I have fitted one to my 04 plate and one to my in-laws 95 model and they both looked the exactly the same, and were pretty much identical to fit, I take it you have you cut the angled lugs off the runners? Try a different combination of the bolts used to secure it, have a look at the photos of the front end and back end of the one fitted to my van - if the bolt protrudes past the nut it jams the runner if I remember correctly and if you do it bolt down the way then it fouls the swivel plate. You can see on the front bolt pic where the lug can been sawn off, you then drill through the appropriate indentation to allow the bolt to go through.


----------



## 96105 (Aug 23, 2005)

*swivel*

hi paulwilson
so you have to cut the original runner fixing off
then drill a hole, and get a bolt and nut so to clear both :!: ____________________________________________________

is that right :?: 
:roll: i thought it was bolt and forget :lol: :lol: it said so in the add vert :lol:

saruman... :roll:

thanks pictures a big help


----------



## pauwilson (May 24, 2005)

So did I, yes you are correct - remove the seat, seperate runners as described and cut the lugs off, drill through the front indentation, make sure it is the correct one as there are two (put the seprated runner on the plate and line up and double check what one to drill), reassemble runners on the seat and use the short tapered bolts supplied as per the pictures to secure the runners to the swivel plate then refit the whole unit back on the base with the original four torx bolts, the front two need to nut and bolted. Simple as that, if only. 
When putting all the bolts back into place it takes a lot of moving the runners to and fro and swiveling the seat to get access to the holes. 
Hope this helps.

Paul


----------



## 96105 (Aug 23, 2005)

*SWIVEL*

HI paulwilson

yes thanks for that,  worth subs just for that :lol:

cheers saruman..
______________________

hmm! wheres my saw!


----------



## philmccann (Jun 14, 2005)

Hi Saruman

I contacted Steve at Marcle Leisure on the same subject a couple of weeks ago, and he gave me exactly the same script.
So it's out with the saw and the drill, I'm afraid.


----------



## 96105 (Aug 23, 2005)

*swivel*

hi all

 yes ! olearys confirmed it saw and drill :roll: 
i thought like i said "fit and forget" :roll: :roll: :wink: 
thanks for all your help, this is what mhf is all about 

cheers saruman.....


----------



## 97918 (Mar 1, 2006)

*Swivel Seats*

Hi Saruman

I think you have been sent the Wrong part.

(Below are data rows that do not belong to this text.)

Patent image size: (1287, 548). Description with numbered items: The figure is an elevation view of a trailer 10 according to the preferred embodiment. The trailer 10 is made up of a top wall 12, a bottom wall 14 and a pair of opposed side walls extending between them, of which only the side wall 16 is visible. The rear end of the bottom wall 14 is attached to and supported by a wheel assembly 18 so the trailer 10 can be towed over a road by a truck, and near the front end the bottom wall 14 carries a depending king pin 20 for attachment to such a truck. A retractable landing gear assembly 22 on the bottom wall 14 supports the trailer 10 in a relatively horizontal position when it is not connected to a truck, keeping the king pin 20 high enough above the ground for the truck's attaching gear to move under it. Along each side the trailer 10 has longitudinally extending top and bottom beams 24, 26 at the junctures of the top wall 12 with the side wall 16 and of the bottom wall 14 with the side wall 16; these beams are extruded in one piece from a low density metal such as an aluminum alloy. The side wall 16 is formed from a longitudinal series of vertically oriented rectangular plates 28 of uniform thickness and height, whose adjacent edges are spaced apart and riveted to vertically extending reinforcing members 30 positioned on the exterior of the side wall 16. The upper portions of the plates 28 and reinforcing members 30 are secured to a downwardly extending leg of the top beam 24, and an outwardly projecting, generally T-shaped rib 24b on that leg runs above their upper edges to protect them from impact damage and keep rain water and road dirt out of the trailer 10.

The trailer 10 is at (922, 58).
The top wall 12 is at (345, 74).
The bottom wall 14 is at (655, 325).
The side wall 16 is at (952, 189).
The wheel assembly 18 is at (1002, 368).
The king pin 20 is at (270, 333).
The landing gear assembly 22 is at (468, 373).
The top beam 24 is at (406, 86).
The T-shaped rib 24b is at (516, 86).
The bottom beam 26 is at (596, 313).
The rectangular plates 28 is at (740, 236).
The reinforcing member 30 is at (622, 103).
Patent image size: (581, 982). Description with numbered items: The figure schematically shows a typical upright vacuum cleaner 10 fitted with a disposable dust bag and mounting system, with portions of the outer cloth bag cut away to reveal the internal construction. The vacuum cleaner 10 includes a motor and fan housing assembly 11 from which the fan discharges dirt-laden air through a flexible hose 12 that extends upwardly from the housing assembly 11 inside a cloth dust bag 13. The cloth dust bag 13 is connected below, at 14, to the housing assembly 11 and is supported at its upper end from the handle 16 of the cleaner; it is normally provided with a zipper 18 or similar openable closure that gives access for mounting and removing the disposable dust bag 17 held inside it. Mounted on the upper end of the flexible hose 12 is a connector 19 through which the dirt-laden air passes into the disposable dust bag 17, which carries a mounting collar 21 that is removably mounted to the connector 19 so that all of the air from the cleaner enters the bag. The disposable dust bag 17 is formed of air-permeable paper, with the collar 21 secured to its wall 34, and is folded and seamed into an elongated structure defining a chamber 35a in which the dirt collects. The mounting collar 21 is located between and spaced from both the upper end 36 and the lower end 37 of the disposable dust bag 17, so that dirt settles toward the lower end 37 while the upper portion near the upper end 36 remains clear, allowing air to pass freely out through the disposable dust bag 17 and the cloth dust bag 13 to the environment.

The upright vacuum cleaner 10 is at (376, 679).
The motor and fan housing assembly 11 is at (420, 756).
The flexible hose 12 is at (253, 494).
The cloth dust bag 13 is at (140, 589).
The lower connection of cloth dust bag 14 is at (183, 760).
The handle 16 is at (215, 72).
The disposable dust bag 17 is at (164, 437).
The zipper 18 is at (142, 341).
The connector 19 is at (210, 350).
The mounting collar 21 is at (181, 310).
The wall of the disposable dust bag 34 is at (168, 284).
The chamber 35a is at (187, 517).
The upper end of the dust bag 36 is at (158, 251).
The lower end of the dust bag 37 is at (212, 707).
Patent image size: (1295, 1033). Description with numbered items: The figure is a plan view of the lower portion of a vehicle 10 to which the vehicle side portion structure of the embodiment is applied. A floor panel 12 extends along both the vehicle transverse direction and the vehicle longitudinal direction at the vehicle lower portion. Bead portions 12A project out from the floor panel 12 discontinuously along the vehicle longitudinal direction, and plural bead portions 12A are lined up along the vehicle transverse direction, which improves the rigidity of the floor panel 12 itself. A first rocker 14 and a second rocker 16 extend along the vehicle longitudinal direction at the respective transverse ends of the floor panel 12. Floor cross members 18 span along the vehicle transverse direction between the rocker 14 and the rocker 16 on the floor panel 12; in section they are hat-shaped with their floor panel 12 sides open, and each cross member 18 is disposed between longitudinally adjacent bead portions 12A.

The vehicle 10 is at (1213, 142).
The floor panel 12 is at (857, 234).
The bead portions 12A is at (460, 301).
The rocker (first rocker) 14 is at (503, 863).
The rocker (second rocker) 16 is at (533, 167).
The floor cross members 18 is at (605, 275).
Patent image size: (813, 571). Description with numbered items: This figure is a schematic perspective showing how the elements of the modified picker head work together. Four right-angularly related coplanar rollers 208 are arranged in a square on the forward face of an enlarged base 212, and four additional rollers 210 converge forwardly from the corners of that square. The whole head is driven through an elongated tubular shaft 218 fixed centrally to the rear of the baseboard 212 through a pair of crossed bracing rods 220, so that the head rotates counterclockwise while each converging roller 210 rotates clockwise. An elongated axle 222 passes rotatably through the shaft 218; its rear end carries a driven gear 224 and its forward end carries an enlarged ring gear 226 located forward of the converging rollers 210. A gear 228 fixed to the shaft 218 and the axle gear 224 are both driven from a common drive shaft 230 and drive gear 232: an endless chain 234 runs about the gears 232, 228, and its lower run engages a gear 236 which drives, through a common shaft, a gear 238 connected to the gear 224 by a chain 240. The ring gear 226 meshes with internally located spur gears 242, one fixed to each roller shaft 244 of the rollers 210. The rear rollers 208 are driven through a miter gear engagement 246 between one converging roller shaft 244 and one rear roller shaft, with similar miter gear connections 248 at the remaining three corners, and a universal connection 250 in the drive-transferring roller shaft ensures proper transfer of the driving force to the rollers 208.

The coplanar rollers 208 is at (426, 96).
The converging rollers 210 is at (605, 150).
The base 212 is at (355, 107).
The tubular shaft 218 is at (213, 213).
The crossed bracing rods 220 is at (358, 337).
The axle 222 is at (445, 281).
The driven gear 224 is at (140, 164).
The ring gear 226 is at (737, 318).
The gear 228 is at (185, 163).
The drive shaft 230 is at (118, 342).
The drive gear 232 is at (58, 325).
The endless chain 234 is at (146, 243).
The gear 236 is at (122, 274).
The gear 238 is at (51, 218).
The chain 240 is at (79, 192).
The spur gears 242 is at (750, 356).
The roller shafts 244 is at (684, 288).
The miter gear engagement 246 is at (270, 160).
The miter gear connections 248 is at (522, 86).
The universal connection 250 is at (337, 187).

I've been looking for the same for my 2001 model.

on the marcel leisure web site there are different part numbers

1994 onwards and 2002 onwards. Where did you Purchase this ?


----------



## philmccann (Jun 14, 2005)

Hi Saruman

Let us know how you get on. I am going to attempt the same job in a few weeks time. Going to France end of March so won't manage before I get back.
Any tips/tricks will be welcomed.


----------



## trevorf (May 16, 2005)

I fitted swivel plate to driver seat 3 months ago and can confirm the above - you need to saw off the right angle brackets then drill new holes to line up with alternative mount holes on existing base. 

Not really difficult, you just need to be brave 8O 

Trevor


----------



## 96105 (Aug 23, 2005)

*Re: Swivel Seats*



denholmederek said:


> Hi Saruman
> 
> I think you have been sent the Wrong part.
> 
> ...


hi denholmederek
its from olearys web site
https://sslrelay.com/olearymotorhom...hopdata/?main_url=product_overview.shopscript

fitted ok works ok 1994 onwards :wink:

saruman


----------